AGING AND OLD AGE
AGING AND OLD AGE. By Richard A. Posner. Univ. of Chicago Press. 363 pp. $29.95
Francis Bacon once wrote: "Age is best in four things--old wood best to burn, old wine to drink, old friends to trust, and old authors to read." What about our understanding of age itself? Should we rely on old ideas--or new? Posner, a federal judge, legal scholar, and economist, evaluates the contentious issues surrounding age through the (relatively) new discipline of rational-choice theory. Though his wide-ranging study draws upon such diverse fields as medicine, psychology, and philosophy, Posner admits that "economics wields the baton of my multidisciplinary orchestra."
As an overture, Posner asserts that aging is real--not, as some activists propose, a social construct that gathers otherwise unrelated mental and physical illnesses under an unnecessarily demeaning rubric. He also speculates, in an armchair evolutionary argument, on why human beings are built to break down: eventually our resource consumption becomes a drag on the reproductive capacities of the young.
Yet while aging is real, people often behave as though it were not. Among the many topics addressed by this book is social security. Posner admits that most mandatory retirement savings systems are justified by the fact that young people tend not to save for retirement, even though they have every reasonable expectation of living long past their working years. One might think that people don't plan for old age simply because they don't like to think about it. Yet Posner finds this explanation unacceptable. Invoking rational-choice theory, he probes for the logic behind the fact that young people act like grasshoppers when they should be acting like ants.
What he comes up with is an ingenious theory of "multiple selves," in which the economist's rational self-interested individual is replaced by a series of rational self-interested individuals--overlapping with each other and capable, to some degree, of assuming responsibility for each other.

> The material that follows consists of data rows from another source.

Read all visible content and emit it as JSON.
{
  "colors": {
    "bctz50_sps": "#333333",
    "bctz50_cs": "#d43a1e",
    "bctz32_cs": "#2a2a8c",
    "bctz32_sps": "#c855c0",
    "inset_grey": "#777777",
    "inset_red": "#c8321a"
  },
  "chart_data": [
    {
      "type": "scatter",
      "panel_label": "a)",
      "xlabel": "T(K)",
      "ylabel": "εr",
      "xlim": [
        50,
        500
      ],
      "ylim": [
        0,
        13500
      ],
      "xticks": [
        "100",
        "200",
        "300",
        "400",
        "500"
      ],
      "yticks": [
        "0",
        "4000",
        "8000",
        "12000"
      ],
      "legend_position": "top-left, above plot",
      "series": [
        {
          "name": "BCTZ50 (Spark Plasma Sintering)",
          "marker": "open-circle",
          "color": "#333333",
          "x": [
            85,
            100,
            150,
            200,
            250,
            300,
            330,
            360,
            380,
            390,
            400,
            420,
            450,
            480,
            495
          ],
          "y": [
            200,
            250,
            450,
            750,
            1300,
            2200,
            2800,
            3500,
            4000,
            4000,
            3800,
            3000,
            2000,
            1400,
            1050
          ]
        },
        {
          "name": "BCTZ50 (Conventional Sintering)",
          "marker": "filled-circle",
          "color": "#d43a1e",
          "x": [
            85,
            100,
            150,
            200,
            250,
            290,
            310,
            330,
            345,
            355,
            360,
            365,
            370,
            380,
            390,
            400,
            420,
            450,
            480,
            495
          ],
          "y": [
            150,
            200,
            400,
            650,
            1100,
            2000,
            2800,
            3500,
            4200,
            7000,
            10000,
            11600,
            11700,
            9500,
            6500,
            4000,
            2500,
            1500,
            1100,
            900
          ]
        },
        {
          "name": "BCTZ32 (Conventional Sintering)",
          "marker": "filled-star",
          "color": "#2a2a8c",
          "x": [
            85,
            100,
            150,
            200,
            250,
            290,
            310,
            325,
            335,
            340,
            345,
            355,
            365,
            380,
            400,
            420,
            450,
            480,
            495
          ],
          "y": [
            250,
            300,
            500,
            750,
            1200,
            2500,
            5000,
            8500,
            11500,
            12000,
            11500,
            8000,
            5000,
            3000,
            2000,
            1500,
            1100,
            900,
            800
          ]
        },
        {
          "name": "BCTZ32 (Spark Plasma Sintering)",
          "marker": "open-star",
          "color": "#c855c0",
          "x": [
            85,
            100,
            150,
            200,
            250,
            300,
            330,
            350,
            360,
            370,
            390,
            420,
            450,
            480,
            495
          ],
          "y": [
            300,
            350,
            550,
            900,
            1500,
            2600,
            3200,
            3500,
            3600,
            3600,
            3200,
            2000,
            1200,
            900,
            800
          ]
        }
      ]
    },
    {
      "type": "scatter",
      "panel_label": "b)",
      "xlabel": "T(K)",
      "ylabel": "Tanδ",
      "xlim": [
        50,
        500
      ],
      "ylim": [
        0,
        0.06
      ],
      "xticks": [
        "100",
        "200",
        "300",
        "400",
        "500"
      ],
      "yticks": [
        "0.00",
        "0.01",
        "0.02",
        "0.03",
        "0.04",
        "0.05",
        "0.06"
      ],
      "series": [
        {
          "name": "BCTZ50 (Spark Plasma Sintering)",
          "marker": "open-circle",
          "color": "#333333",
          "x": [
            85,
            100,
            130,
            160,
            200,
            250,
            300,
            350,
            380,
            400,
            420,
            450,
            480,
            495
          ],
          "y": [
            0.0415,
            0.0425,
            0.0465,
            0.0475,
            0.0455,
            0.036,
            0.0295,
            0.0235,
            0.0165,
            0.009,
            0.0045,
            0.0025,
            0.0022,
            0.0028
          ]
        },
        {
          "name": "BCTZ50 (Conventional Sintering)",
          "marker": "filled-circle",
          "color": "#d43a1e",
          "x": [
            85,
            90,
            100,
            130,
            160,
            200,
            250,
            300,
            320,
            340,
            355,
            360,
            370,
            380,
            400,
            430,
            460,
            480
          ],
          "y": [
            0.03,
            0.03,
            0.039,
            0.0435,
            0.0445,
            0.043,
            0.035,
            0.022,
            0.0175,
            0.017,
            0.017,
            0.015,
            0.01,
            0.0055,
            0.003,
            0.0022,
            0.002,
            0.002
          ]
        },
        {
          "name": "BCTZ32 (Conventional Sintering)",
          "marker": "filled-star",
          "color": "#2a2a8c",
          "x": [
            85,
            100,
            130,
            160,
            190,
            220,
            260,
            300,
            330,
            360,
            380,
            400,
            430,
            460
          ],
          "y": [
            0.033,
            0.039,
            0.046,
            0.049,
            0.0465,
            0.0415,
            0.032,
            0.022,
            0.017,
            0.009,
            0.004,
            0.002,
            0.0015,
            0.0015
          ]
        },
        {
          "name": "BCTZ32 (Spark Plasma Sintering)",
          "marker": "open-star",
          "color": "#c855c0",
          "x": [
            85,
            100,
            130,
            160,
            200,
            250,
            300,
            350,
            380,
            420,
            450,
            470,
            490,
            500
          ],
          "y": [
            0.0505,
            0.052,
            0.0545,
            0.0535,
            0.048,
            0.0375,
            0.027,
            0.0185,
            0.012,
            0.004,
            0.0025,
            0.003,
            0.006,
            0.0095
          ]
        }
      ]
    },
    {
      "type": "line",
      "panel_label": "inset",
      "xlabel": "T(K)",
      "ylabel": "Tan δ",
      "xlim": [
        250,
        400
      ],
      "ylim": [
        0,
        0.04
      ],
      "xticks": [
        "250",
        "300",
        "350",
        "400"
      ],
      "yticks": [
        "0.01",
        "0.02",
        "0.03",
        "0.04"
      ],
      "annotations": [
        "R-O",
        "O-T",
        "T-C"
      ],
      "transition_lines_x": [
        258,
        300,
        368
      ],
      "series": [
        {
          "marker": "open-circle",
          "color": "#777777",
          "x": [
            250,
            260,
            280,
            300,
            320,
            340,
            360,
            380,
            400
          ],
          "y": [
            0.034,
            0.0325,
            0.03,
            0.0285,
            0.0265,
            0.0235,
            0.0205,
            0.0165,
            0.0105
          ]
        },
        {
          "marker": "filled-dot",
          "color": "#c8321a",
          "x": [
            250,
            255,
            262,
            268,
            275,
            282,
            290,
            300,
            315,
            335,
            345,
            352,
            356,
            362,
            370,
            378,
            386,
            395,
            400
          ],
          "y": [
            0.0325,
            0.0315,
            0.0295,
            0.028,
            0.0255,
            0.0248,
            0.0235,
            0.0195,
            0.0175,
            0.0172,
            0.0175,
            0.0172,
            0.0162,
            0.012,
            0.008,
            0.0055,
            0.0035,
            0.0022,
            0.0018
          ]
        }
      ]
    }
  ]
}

In Posner's view, this theory explains why social security is not a form of "paternalism," based on the notion that "government knows best." Instead, it construes the young working "self" as a trustee, occupying a body that will later be occupied by the older retired "self." Since the interests of both "selves" must be respected, the law imposes a limited fiduciary obligation on the younger.
However ingenious, such a theory has too little explanatory power to justify its bizarre disassembling of the person. This is model building for its own sake, and it becomes even less satisfying as Posner tackles such vexing issues as age discrimination and euthanasia. Despite the occasional quota-tion from Aristotle or Mill, Posner's approach does little to illuminate the moral dilemmas involved. Indeed, superficial borrowings from philosophy only serve as reminders that, for examining some areas of life, the older disciplines are best.